I see that you’ve read Mythical Man-Month. Now I’m going to have to suggest that you pick up a new one called- Managing Humans: Biting and Humorous Tales of a Software Engineering Manager.
It is rather insightful and talks about the challenges of being a development manager with some great suggestions as to how you (as a development manager) should be viewing your team. It is a great read for anyone in a development team, regardless of your position.
May 1st, 2009 on 10:49 am
Hey Brian,
Good to hear from you again. Well, in the case of pricing, you price yourself lower than someone in a bigger city. But it isn’t like you were pricing yourself way under market value – just competitively under.

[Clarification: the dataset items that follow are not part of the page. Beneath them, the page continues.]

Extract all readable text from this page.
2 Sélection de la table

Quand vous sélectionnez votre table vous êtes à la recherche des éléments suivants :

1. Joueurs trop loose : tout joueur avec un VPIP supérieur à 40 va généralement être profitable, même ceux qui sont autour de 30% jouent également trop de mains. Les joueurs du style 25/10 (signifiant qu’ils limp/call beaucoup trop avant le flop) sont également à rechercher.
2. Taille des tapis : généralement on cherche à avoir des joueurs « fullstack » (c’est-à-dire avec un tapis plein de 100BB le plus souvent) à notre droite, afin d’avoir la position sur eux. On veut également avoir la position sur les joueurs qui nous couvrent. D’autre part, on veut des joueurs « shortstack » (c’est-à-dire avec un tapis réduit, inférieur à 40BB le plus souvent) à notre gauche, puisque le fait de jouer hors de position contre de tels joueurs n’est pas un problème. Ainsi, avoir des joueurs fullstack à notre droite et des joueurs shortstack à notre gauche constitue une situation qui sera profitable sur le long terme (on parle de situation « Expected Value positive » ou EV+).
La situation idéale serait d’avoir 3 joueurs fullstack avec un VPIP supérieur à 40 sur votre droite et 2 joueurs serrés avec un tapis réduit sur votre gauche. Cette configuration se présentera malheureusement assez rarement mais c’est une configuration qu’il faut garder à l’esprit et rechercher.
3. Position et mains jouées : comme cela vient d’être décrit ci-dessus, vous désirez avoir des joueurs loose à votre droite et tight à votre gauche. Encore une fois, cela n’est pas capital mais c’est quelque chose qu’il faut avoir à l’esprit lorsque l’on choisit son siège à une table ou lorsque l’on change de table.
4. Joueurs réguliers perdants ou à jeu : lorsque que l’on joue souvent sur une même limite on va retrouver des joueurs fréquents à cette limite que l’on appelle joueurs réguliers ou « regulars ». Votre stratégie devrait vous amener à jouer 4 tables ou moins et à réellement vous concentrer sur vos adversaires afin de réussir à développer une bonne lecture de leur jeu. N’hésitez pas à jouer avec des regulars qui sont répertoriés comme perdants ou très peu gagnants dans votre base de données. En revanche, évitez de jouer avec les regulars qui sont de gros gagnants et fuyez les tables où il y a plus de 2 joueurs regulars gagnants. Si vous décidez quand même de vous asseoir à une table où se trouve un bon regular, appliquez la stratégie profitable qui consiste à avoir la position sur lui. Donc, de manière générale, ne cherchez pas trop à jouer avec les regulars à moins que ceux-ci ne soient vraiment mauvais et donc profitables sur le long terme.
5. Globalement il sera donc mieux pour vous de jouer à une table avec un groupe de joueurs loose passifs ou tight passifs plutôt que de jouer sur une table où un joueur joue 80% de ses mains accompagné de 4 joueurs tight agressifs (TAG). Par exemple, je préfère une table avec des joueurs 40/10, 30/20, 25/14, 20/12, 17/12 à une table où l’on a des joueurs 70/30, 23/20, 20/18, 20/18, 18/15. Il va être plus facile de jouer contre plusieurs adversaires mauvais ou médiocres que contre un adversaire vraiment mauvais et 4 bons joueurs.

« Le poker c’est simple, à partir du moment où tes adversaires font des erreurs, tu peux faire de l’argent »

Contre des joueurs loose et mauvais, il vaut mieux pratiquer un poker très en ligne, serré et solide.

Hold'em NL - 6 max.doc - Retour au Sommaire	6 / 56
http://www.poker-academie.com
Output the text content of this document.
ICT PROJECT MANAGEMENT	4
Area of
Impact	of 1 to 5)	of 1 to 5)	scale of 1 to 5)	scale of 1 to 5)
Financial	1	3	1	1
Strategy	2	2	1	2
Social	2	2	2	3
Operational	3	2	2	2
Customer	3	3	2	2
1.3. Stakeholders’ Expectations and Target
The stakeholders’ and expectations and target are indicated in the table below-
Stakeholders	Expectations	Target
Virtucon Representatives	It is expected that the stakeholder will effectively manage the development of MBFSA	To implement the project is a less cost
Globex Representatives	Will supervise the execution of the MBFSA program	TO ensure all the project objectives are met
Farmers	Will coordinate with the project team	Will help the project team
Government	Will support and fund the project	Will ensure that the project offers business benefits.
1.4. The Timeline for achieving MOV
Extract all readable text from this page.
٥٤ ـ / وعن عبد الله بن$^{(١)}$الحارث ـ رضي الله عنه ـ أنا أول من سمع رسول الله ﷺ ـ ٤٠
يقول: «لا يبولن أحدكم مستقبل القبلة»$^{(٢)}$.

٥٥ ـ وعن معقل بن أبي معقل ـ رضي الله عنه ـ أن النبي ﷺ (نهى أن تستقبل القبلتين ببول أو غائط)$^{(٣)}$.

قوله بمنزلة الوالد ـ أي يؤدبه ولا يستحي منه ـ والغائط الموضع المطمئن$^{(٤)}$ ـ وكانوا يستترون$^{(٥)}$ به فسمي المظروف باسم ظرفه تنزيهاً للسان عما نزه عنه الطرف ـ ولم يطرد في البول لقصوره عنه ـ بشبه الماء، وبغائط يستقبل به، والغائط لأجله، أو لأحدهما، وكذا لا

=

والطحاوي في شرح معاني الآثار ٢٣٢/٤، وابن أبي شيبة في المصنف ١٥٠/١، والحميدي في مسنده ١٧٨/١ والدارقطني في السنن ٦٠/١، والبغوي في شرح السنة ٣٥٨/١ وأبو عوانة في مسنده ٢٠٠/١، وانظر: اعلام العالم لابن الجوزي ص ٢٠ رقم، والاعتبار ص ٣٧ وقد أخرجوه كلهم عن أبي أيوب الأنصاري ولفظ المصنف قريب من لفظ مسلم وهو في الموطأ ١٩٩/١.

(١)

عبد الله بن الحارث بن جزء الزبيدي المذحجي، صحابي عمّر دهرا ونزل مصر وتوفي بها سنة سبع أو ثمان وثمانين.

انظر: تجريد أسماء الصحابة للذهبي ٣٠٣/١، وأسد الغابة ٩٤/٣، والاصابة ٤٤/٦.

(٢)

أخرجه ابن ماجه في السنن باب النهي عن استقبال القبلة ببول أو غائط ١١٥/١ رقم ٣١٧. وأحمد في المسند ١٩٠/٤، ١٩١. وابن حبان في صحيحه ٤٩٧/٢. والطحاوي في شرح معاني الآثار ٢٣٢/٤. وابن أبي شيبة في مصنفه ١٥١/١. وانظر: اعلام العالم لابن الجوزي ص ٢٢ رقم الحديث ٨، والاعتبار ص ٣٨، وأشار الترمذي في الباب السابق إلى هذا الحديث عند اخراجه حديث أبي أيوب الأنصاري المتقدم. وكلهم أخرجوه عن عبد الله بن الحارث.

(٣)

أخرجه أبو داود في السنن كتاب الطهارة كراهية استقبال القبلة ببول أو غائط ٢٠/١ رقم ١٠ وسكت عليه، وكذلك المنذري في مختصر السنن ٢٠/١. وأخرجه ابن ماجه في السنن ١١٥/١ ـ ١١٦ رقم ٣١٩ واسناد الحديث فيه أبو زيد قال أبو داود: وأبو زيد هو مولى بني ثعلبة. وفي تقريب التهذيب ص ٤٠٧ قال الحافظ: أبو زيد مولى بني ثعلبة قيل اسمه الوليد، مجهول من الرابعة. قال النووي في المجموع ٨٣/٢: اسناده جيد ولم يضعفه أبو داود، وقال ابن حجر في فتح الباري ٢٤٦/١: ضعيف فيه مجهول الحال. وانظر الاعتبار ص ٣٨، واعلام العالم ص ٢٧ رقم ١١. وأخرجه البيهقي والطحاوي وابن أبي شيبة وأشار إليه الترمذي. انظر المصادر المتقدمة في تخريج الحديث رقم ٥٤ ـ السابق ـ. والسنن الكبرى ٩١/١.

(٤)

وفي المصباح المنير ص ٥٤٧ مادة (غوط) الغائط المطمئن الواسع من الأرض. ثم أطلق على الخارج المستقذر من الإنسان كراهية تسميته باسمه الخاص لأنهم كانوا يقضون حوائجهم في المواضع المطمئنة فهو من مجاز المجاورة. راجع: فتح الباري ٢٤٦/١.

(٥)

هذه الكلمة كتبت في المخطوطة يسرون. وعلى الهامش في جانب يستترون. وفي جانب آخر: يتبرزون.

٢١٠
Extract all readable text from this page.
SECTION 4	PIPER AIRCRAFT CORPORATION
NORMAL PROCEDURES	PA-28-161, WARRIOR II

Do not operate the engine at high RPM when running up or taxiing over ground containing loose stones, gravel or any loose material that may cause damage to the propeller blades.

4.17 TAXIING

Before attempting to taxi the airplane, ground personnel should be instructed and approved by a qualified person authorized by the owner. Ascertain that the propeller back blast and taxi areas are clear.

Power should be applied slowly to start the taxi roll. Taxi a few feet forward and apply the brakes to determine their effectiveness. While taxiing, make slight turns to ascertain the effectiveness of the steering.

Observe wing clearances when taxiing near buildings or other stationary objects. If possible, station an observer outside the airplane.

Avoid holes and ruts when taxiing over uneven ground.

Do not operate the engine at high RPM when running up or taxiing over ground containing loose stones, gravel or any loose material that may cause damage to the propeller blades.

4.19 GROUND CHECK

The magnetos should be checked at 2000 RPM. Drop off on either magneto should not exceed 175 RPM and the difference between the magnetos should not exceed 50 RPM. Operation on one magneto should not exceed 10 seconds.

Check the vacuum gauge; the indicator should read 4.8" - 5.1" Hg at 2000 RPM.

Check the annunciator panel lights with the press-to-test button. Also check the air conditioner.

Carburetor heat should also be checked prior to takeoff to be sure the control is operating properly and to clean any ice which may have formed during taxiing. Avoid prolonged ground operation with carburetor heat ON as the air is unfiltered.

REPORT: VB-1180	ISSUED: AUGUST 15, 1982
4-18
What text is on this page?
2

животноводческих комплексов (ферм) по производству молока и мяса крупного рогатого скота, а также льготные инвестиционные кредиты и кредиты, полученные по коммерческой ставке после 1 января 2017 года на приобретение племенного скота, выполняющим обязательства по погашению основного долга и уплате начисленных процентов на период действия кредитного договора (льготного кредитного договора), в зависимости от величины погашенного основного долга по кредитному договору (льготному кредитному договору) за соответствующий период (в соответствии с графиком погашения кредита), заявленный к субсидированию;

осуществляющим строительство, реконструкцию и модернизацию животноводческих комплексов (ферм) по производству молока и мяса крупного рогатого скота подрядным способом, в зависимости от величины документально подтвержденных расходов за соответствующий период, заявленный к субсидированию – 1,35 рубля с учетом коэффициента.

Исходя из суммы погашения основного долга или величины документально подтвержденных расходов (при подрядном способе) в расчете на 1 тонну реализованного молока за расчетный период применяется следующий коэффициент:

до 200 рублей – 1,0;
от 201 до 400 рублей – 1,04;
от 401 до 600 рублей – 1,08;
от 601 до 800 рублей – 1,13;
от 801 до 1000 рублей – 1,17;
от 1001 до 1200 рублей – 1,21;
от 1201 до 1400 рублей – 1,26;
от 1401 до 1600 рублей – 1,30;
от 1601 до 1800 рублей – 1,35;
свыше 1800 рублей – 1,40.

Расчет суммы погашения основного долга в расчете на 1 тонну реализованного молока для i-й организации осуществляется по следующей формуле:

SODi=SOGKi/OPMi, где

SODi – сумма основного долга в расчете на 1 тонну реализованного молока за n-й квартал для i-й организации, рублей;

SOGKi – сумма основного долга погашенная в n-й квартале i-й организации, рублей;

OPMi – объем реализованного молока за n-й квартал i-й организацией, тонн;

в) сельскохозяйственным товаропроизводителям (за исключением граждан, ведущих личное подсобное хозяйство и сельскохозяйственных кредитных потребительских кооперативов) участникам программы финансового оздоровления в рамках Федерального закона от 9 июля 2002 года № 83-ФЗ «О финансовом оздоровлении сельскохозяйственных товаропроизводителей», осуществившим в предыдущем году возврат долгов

So assuming that it costs $50/hr for freelancing here in the US, why wouldn’t someone in India price themselves at $25/hr or even $10/hr rather than at $0.10 an hour like the author is supposing in the article I cited? The author is talking about dropping the price way below market value which drops the floor.
As far as management structure is concerned, I think that the Mythical Man-Month proposes the surgical model as the way of doing business. The surgeon (lead programmer) is the head while the administrator (manager) is actually an assistant and facilitator to what the surgeon (lead programmer) needs to accomplish his goals. What we call “management” which does project planning and logistics, should serve as an assisting role to the technician. The problem is that we have the administrators at the top while the skilled technicians are the “grunts.”
Now how to identify talent? I think the first step is identifying if the person is just “someone who happens to program” and a true “programmer.” I think you were one of the first people who started giving me that insight into what constitutes talent.